Human figures appear throughout Ming Smith’s photographs on view at Nicola Vassell Gallery, but rarely do they meet our gaze. Subjects more often turn away from the camera, remain engulfed by shadows, or take the form of silhouettes. Black cultural luminaries such as Grace Jones and Sun Ra, pictured at the height of their powers in the 1970s, wear tinted or reflective glasses as part of their regalia. So does the impassive man who stands with his back to a window display festooned with hanging flags in America Seen Through Stars and Stripes (New York), a spatially complex and symbolically loaded picture from the bicentennial year of 1976. His mirror-coated lenses, two bright circles hovering above an arrangement of intersecting black and white bars formed by the flags and a set of horizontal window markings, are the focal point of Smith’s dramatically high-contrast composition. Their opacity, paired with the forbidding and, indeed, carceral appearance of the orthogonals behind them, ironizes the patriotic vision invoked by the work’s title. It also shields their wearer from unwanted scrutiny, foreclosing the feeling of intersubjective encounter between viewer and subject that photographs can simulate. The title of this exhibition—the gallery’s first—is “Evidence,” a term etymologically and conceptually bound up with visibility and knowing. But what is it, exactly, that we are given to see here? What kinds of vision do Smith’s poetic pictures and frequently obscured subjects embody?
One thing the exhibition effectively renders visible is Smith’s oeuvre itself. Neglected for decades by established art institutions—including the ones, like the Museum of Modern Art, that presciently collected it at the time of its production—the artist’s work of the 1970s only recently began to reappear, piecemeal, in high-profile historical exhibitions like “Soul of a Nation: Art in the Age of Black Power,” organized by the Tate Modern in 2017, and “Working Together: The Photographers of the Kamoinge Workshop,” the Whitney Museum’s recent spotlight on the Harlem-based collective that Smith joined in 1973, becoming the group’s sole female member. The exhibition at Nicola Vassell, comprising forty-eight photographs taken between 1971 and 1998 in locations ranging from Brooklyn to Paris, Japan to Senegal, accords Smith the monographic treatment she deserves. It avoids the chronologically or thematically segmented appearance of a museum-style retrospective, however, by interspersing many distinct moments in the artist’s decades-long career in a tight hang. The gallery has also made Smith’s photographs feel resolutely contemporary by leaving most of them unmatted, and digitally enlarging them to a scale that likely would not have been feasible at the time of their initial production: the prints in the main gallery range from twenty-four by thirty-six inches to an expansive forty by sixty inches. What emerges is a highly consistent artistic sensibility, clearly steeped in the larger Black culture of its time but also characterized by a private, even subjectivist logic, independent of the social movements and collective groupings with which the artist has recently been identified.

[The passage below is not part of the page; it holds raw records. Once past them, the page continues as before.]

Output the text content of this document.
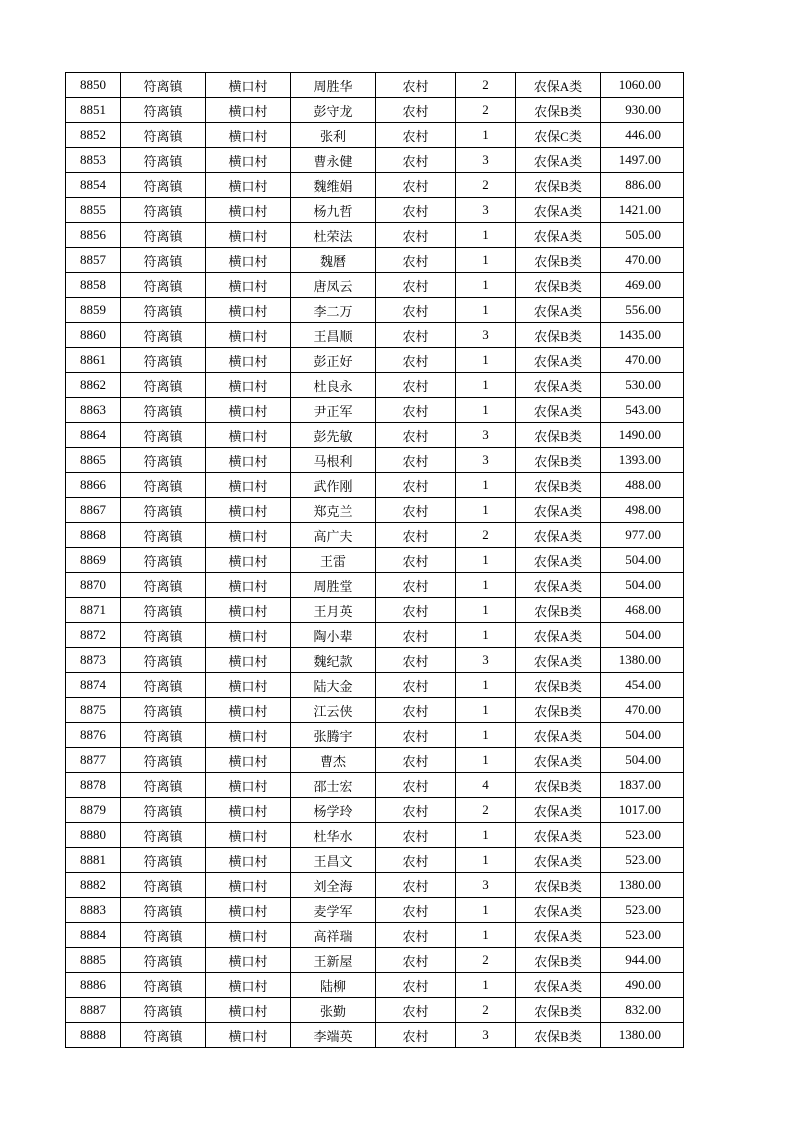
8850	符离镇	横口村	周胜华	农村	2	农保A类	1060.00
8851	符离镇	横口村	彭守龙	农村	2	农保B类	930.00
8852	符离镇	横口村	张利	农村	1	农保C类	446.00
8853	符离镇	横口村	曹永健	农村	3	农保A类	1497.00
8854	符离镇	横口村	魏维娟	农村	2	农保B类	886.00
8855	符离镇	横口村	杨九哲	农村	3	农保A类	1421.00
8856	符离镇	横口村	杜荣法	农村	1	农保A类	505.00
8857	符离镇	横口村	魏曆	农村	1	农保B类	470.00
8858	符离镇	横口村	唐凤云	农村	1	农保B类	469.00
8859	符离镇	横口村	李二万	农村	1	农保A类	556.00
8860	符离镇	横口村	王昌顺	农村	3	农保B类	1435.00
8861	符离镇	横口村	彭正好	农村	1	农保A类	470.00
8862	符离镇	横口村	杜良永	农村	1	农保A类	530.00
8863	符离镇	横口村	尹正军	农村	1	农保A类	543.00
8864	符离镇	横口村	彭先敏	农村	3	农保B类	1490.00
8865	符离镇	横口村	马根利	农村	3	农保B类	1393.00
8866	符离镇	横口村	武作刚	农村	1	农保B类	488.00
8867	符离镇	横口村	郑克兰	农村	1	农保A类	498.00
8868	符离镇	横口村	高广夫	农村	2	农保A类	977.00
8869	符离镇	横口村	王雷	农村	1	农保A类	504.00
8870	符离镇	横口村	周胜堂	农村	1	农保A类	504.00
8871	符离镇	横口村	王月英	农村	1	农保B类	468.00
8872	符离镇	横口村	陶小辈	农村	1	农保A类	504.00
8873	符离镇	横口村	魏纪款	农村	3	农保A类	1380.00
8874	符离镇	横口村	陆大金	农村	1	农保B类	454.00
8875	符离镇	横口村	江云侠	农村	1	农保B类	470.00
8876	符离镇	横口村	张腾宇	农村	1	农保A类	504.00
8877	符离镇	横口村	曹杰	农村	1	农保A类	504.00
8878	符离镇	横口村	邵士宏	农村	4	农保B类	1837.00
8879	符离镇	横口村	杨学玲	农村	2	农保A类	1017.00
8880	符离镇	横口村	杜华水	农村	1	农保A类	523.00
8881	符离镇	横口村	王昌文	农村	1	农保A类	523.00
8882	符离镇	横口村	刘全海	农村	3	农保B类	1380.00
8883	符离镇	横口村	麦学军	农村	1	农保A类	523.00
8884	符离镇	横口村	高祥瑞	农村	1	农保A类	523.00
8885	符离镇	横口村	王新屋	农村	2	农保B类	944.00
8886	符离镇	横口村	陆柳	农村	1	农保A类	490.00
8887	符离镇	横口村	张勤	农村	2	农保B类	832.00
8888	符离镇	横口村	李端英	农村	3	农保B类	1380.00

Like many of her peers in the Kamoinge group, Smith was a gifted street photographer with an eye for pregnant moments and fleeting juxtapositions. Despite the present exhibition’s title, however, her pictures are less documentary than they are suggestive: they belong somewhere within the Symbolist and Surrealist orbits advanced by forebears like Brassaï, whose portrait Smith took in 1979. Given these affinities, it is unsurprising that many of the exhibition’s most memorable images are of interiors. Works like The Window Overlooking Wheatland Street Was My First Dreaming Place (Columbus, Ohio), 1979, a layered composition in which a winter landscape is reflected in the pane of an open window, project a quiet lyricism. Male Nude (New York), 1977, an arresting study of a shadowy, muscular figure surrounded by floral wallpaper, is similarly suffused with a mysterious, slightly melancholy mood. The latter photograph also demonstrates a principle similar to the one borne out by America Seen Through Stars and Stripes, with its guarded central subject: the model, facing the wall rather than the camera, seems to direct his gaze downward. His eyes—his seeing—remain unpictured so that Smith’s may become evident.